Essentially two things.
The first is that they are building the skills, experience and understanding to work their way through defensive line speed.
A rush defence is the weapon of choice for most international teams now and especially when they play the All Blacks.
There's a reasonable chance that every team the All Blacks play this year will come at them hard off the line, believing that if they rush up, they can smother the key decision makers and play makers before they can execute anything.
The theory is simple - the All Blacks are the most dangerous side in the world when their attack game is allowed to flourish.
So don't let their attack flourish.
That's it, that's the way every opponent wants to play the All Blacks these days. Worry not so much about what they themselves do with the ball and instead focus more on what they are doing without it.
Rarely in the last six years has any side been able to 'out attack' the All Blacks.
Australia managed it once in 2015.
They are a natural ball-in-hand team that want to attack and in that first Bledisloe Cup clash of 2015, they out played and out scored the All Blacks in Sydney.
They opened the game right up, took risks and capitalised on opportunities better.
But they have only really managed it once in the last six years.
In Brisbane 2014 and Dunedin this year, they came within a couple of minutes of securing victories where they would have been able to say they beat the All Blacks at their own game.
The other defeats the All Blacks have suffered since 2012 have been inflicted by teams that have closed them down with the excellence of their defence, quality of their set piece and physicality in the collisions.
England in 2012, South Africa in 2014, Ireland in 2016 and the Lions in 2017 all won by going down the low-risk, attrition route first.
They shut the All Blacks down and stifled their attack while chipping away at the scoreboard and then slowly increasing their attack width the more they controlled the game.
If the All Blacks can find a way to consistently pass and run out of the clutches of a rush defence - what they are trying to perfect at the moment - they may well force the rest of the world to re-think.

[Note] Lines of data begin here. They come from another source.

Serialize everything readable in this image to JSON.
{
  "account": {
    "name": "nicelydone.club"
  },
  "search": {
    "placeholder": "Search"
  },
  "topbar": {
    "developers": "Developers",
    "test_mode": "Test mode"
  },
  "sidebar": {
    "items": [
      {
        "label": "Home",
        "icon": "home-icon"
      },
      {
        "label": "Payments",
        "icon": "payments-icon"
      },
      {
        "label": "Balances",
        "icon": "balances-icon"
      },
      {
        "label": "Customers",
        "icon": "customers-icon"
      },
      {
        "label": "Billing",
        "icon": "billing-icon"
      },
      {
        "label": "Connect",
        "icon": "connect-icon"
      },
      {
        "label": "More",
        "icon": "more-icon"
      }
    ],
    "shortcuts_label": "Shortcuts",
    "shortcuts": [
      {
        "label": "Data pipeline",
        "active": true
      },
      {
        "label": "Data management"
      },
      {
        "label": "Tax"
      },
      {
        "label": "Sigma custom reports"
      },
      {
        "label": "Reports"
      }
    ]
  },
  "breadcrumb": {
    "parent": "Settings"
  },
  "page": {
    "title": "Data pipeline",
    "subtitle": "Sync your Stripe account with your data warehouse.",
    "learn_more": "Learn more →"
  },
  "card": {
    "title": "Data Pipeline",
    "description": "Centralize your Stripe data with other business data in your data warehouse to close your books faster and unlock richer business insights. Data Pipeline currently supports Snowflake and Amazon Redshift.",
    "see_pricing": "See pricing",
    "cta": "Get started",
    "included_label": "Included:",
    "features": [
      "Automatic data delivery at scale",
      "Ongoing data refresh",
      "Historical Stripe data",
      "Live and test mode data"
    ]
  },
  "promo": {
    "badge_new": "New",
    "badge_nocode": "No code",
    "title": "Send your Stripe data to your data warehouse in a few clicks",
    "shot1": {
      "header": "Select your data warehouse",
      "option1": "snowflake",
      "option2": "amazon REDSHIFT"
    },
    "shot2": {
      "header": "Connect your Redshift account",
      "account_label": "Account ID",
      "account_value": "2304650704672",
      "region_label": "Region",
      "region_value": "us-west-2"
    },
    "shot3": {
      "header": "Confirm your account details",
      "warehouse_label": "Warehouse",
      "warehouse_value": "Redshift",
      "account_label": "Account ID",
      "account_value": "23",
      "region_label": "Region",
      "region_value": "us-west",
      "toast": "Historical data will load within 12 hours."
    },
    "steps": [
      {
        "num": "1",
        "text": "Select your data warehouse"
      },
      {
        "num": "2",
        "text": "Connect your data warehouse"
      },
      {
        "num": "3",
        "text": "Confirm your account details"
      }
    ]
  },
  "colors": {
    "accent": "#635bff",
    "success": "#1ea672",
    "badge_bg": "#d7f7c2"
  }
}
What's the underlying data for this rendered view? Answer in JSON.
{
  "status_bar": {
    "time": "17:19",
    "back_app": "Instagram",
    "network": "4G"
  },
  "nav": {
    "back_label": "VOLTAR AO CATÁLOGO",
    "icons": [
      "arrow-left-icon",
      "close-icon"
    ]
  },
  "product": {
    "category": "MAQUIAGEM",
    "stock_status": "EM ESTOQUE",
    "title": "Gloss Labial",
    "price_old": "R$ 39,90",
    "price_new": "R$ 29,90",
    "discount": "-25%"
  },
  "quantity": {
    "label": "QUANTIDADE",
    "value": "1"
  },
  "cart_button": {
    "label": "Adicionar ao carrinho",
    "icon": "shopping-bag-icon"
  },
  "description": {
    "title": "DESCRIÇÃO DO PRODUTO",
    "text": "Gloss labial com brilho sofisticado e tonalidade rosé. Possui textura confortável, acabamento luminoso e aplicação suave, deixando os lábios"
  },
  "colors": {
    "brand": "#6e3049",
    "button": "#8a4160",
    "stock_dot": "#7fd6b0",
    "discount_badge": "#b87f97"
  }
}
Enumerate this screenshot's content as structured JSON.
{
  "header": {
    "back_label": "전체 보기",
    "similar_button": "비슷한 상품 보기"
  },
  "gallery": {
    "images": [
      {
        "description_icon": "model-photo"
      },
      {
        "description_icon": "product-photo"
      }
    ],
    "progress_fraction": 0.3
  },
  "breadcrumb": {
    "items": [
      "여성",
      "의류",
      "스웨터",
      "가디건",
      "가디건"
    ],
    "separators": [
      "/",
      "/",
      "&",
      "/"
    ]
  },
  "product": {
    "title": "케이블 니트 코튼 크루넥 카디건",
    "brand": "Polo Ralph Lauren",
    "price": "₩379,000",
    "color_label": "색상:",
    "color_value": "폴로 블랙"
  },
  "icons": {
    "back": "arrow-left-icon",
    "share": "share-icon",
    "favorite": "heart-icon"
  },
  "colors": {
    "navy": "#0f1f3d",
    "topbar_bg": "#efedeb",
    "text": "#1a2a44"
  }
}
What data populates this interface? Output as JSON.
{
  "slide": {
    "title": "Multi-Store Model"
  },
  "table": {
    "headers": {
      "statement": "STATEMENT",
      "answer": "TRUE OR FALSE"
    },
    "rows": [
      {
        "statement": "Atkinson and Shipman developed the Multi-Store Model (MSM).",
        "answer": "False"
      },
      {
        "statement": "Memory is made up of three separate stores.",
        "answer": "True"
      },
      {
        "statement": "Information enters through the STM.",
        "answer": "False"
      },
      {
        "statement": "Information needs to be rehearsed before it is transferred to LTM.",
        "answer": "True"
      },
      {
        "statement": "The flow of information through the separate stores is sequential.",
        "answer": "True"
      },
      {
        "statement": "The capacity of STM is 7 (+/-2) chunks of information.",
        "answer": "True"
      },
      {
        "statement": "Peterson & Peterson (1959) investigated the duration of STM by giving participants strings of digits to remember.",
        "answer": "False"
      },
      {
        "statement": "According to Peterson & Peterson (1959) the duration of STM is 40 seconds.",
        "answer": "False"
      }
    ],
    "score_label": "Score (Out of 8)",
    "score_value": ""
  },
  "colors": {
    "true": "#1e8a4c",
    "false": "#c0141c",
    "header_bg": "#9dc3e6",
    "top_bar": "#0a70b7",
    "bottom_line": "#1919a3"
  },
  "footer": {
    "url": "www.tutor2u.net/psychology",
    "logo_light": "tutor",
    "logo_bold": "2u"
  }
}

What the All Blacks are also trying to do is to attack with such pace and directness that they can score on limited possession from almost anywhere on the field.
Again, if they can get that right, perfect it over the next two years, they may arrive in Japan playing a brand of rugby that no one else can contain or match.
It is, though, going to take time for them to learn their new craft.
It won't happen quickly or easily but the coaching staff think the change in philosophy is worthwhile and are prepared to invest in the journey to get where they want to be.
Linked into all of this is the evolving personnel. The All Blacks need to inject more experience into a handful of younger players.
Similar to 2015, they don't want to get to a World Cup with all their leadership and experience tied exclusively into older athletes. That's dangerous.
They will have begun this year with a plan to start building the experience of a handful of players - with their eye on tighthead, lock, blindside, wing and fullback.
Injuries, sabbaticals and personal dramas have seen some of those plans brought forward but the longer term premise is the same - they will be looking to invest in the likes of Nepo Laulala, Kane Hames, Scott Barrett, Liam Squire, Vaea Fifita, Lima Sopoaga, Anton Lienert-Brown, Rieko Ioane, Damian McKenzie and Jordie Barrett so as they reach 2019 with a squad of 31 players, all of whom have had reasonable exposure to test football.